La semaine dernière, un jury de St. Louis aux États-Unis a rendu un verdict de 462 millions de dollars US contre le fabricant de remorques Wabash, suite à un accident mortel survenu en mai 2019.
Lors de cet accident, une voiture a percuté l’arrière d’une remorque Wabash de 2004, tirée par GDS Express, une entreprise de transport maintenant disparue. Le conducteur et son passager ont perdu la vie dans la collision.
Selon Wabash, la remorque en question respectait les normes réglementaires en vigueur à l’époque de sa fabrication, 15 ans avant l’accident. Des preuves présentées en cour ont montré que la voiture roulait à 55 mph au moment de l’impact. Cette vitesse dépassait de 20 mph la norme actuelle de la NHTSA pour les collisions arrière (35 mph) et de 25 mph la norme en vigueur lors de la fabrication de la remorque (30 mph).
Ces normes de la NHTSA concernent les dispositifs de protection arrière, aussi appelés « barres anti-encastrement », qui sont conçus pour empêcher qu’une voiture ne passe sous une remorque lors d’une collision.

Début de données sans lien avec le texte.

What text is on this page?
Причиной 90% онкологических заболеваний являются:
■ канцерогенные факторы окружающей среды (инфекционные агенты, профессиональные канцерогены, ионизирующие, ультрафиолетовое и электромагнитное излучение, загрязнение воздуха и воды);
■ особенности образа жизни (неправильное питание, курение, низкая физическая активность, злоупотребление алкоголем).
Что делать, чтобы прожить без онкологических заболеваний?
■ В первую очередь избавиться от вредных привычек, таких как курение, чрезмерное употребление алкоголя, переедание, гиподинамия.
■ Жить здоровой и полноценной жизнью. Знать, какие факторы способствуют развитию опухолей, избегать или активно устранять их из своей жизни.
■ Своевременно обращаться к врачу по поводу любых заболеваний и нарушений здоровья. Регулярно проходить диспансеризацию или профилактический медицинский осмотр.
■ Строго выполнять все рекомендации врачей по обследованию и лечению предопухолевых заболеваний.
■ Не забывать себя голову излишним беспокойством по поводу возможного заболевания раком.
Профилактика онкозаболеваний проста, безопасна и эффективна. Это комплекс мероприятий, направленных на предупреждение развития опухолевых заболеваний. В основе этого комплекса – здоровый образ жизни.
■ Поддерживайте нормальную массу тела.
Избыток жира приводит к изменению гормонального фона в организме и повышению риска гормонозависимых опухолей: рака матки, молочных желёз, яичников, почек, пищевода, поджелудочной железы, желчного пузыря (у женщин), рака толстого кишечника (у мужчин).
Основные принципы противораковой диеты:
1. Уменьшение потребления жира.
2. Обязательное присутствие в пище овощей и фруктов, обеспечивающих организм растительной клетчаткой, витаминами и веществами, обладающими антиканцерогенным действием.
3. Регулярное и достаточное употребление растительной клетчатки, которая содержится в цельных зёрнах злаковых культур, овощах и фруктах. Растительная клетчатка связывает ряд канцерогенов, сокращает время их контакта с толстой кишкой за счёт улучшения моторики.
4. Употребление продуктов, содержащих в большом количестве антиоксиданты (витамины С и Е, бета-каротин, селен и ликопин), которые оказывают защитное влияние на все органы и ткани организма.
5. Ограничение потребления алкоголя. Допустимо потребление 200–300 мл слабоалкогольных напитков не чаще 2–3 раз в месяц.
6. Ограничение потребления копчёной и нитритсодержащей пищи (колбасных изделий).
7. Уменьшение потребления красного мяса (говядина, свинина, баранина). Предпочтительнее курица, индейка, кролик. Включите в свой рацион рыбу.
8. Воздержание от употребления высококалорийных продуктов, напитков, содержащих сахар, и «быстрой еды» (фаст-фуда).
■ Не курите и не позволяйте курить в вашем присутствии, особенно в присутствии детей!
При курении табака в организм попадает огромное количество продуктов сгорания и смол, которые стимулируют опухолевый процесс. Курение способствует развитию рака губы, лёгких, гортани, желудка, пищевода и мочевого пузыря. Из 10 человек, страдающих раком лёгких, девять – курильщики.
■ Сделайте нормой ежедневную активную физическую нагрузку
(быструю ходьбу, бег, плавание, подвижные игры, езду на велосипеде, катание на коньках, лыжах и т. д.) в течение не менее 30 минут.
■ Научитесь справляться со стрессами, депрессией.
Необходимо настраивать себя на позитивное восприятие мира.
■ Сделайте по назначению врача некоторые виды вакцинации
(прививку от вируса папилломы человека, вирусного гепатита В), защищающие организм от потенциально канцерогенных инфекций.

Wabash a souligné que la vitesse de la voiture était bien supérieure à ce que ces dispositifs sont censés supporter selon les régulations de sécurité.

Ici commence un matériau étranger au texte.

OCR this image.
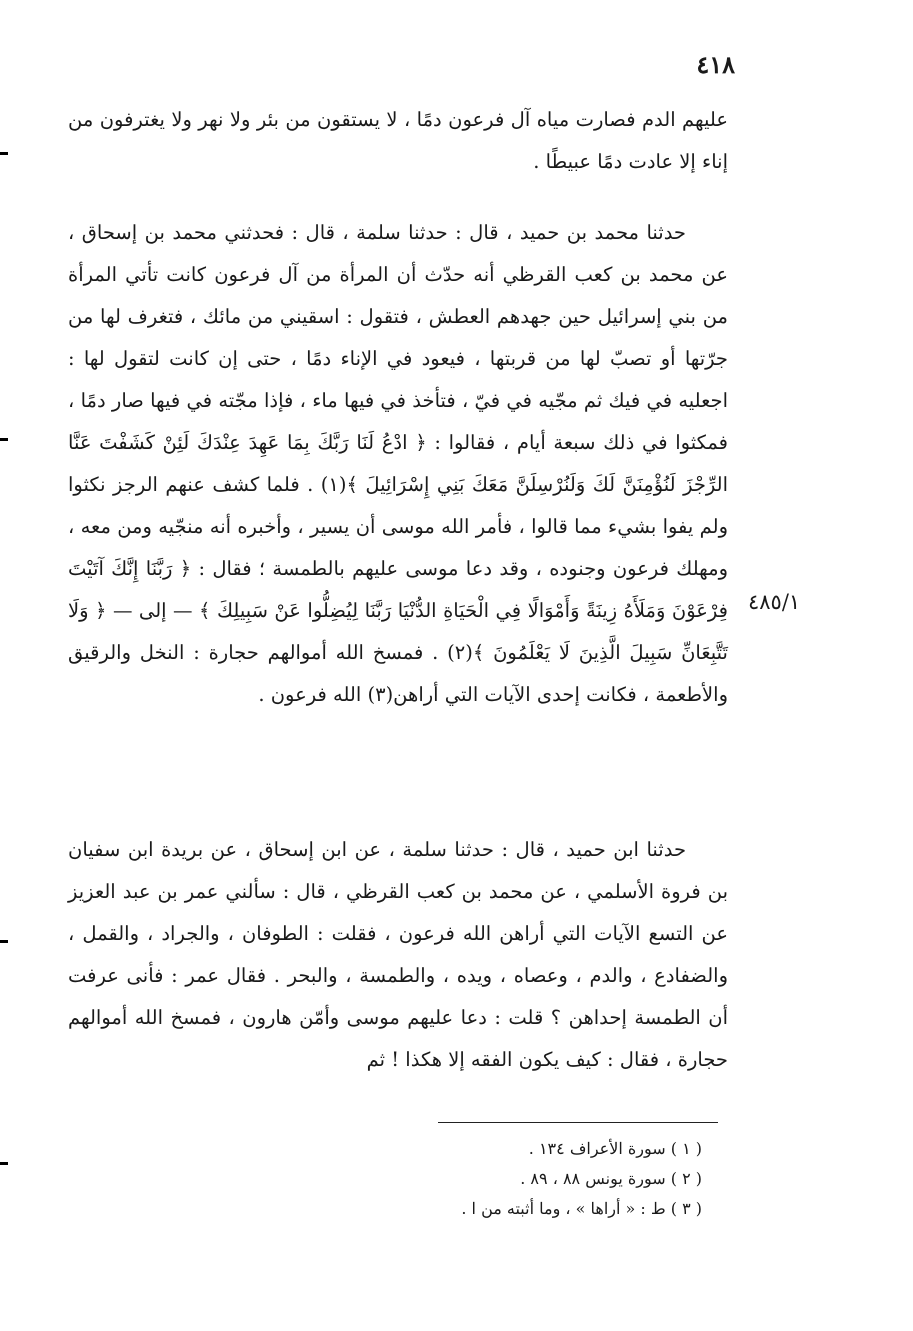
٤١٨

عليهم الدم فصارت مياه آل فرعون دمًا ، لا يستقون من بئر ولا نهر ولا يغترفون من إناء إلا عادت دمًا عبيطًا .

حدثنا محمد بن حميد ، قال : حدثنا سلمة ، قال : فحدثني محمد بن إسحاق ، عن محمد بن كعب القرظي أنه حدّث أن المرأة من آل فرعون كانت تأتي المرأة من بني إسرائيل حين جهدهم العطش ، فتقول : اسقيني من مائك ، فتغرف لها من جرّتها أو تصبّ لها من قربتها ، فيعود في الإناء دمًا ، حتى إن كانت لتقول لها : اجعليه في فيك ثم مجّيه في فيّ ، فتأخذ في فيها ماء ، فإذا مجّته في فيها صار دمًا ، فمكثوا في ذلك سبعة أيام ، فقالوا : ﴿ ادْعُ لَنَا رَبَّكَ بِمَا عَهِدَ عِنْدَكَ لَئِنْ كَشَفْتَ عَنَّا الرِّجْزَ لَنُؤْمِنَنَّ لَكَ وَلَنُرْسِلَنَّ مَعَكَ بَنِي إِسْرَائِيلَ ﴾(١) . فلما كشف عنهم الرجز نكثوا ولم يفوا بشيء مما قالوا ، فأمر الله موسى أن يسير ، وأخبره أنه منجّيه ومن معه ، ومهلك فرعون وجنوده ، وقد دعا موسى عليهم بالطمسة ؛ فقال : ﴿ رَبَّنَا إِنَّكَ آتَيْتَ فِرْعَوْنَ وَمَلَأَهُ زِينَةً وَأَمْوَالًا فِي الْحَيَاةِ الدُّنْيَا رَبَّنَا لِيُضِلُّوا عَنْ سَبِيلِكَ ﴾ — إلى — ﴿ وَلَا تَتَّبِعَانِّ سَبِيلَ الَّذِينَ لَا يَعْلَمُونَ ﴾(٢) . فمسخ الله أموالهم حجارة : النخل والرقيق والأطعمة ، فكانت إحدى الآيات التي أراهن(٣) الله فرعون .

٤٨٥/١

حدثنا ابن حميد ، قال : حدثنا سلمة ، عن ابن إسحاق ، عن بريدة ابن سفيان بن فروة الأسلمي ، عن محمد بن كعب القرظي ، قال : سألني عمر بن عبد العزيز عن التسع الآيات التي أراهن الله فرعون ، فقلت : الطوفان ، والجراد ، والقمل ، والضفادع ، والدم ، وعصاه ، ويده ، والطمسة ، والبحر . فقال عمر : فأنى عرفت أن الطمسة إحداهن ؟ قلت : دعا عليهم موسى وأمّن هارون ، فمسخ الله أموالهم حجارة ، فقال : كيف يكون الفقه إلا هكذا ! ثم

( ١ ) سورة الأعراف ١٣٤ .

( ٢ ) سورة يونس ٨٨ ، ٨٩ .

( ٣ ) ط : « أراها » ، وما أثبته من ا .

Malgré le verdict, Wabash a affirmé qu’elle examinerait toutes les options juridiques disponibles et a rappelé que ses dispositifs de protection arrière ont toujours respecté, voire surpassé, les normes américaines. En 2018, l’Insurance Institute for Highway Safety (IIHS) avait d’ailleurs reconnu Wabash comme l’un des huit fabricants nord-américains dépassant les normes fédérales pour les dispositifs de protection contre les collisions arrière.
Les avocats de la famille des victimes ont soutenu que la protection arrière de la remorque s’était détachée lors de l’impact, permettant au véhicule de passer sous la remorque, causant la mort des occupants. Ils ont contesté non seulement la conception du dispositif, mais aussi son intégrité structurelle, affirmant que la remorque était dans un état défectueux et dangereux.
Wabash a réagi en déclarant qu’aucune technologie existante à l’époque n’aurait pu empêcher cet accident. De plus, l’entreprise a critiqué la décision du tribunal d’exclure des preuves montrant que le conducteur avait un taux d’alcoolémie au-delà de la limite légale et que ni lui ni son passager ne portaient leur ceinture de sécurité, des informations qui auraient pu influencer le verdict.
Nouvelles normes de protection arrière contestées pour les collisions à faible chevauchement
En juillet 2022, la NHTSA a renforcé ses normes de sécurité pour la protection contre les collisions arrière entre des véhicules de promenade et des remorques ou semi-remorques, en adoptant des exigences similaires aux normes canadiennes. Ces nouvelles règles exigent que les dispositifs de protection arrière aient suffisamment de résistance et de capacité d’absorption d’énergie pour protéger les occupants des voitures compactes et sous-compactes en cas d’impact à une vitesse de 35 mph. Ces normes améliorées visent à protéger les véhicules qui percutent l’arrière d’une remorque avec un chevauchement de 50% à 100% de la largeur de la voiture.
Cependant, une coalition de groupes de sécurité, dont Advocates for Highway and Auto Safety et le Truck Safety Coalition, a contesté ces nouvelles normes, les jugeant insuffisantes et dangereuses. Ils ont demandé à la NHTSA de renforcer encore les dispositifs pour les collisions avec un chevauchement de 30%. Le chevauchement de 30% est considéré plus dangereux parce qu’une plus petite partie de la largeur de la voiture entre en contact avec l’arrière de la remorque, ce qui concentre la force de l’impact sur une zone réduite. Cela augmente le risque que le véhicule passe sous la remorque, car les dispositifs de protection arrière sont moins efficaces dans ces situations de faible chevauchement.
En juin 2023, la NHTSA a rejeté cette demande, soutenant que les données utilisées pour élaborer ces règles, notamment celles de la base de données TIFA, étaient plus précises que celles de son propre système de rapport d’accidents mortels, FARS.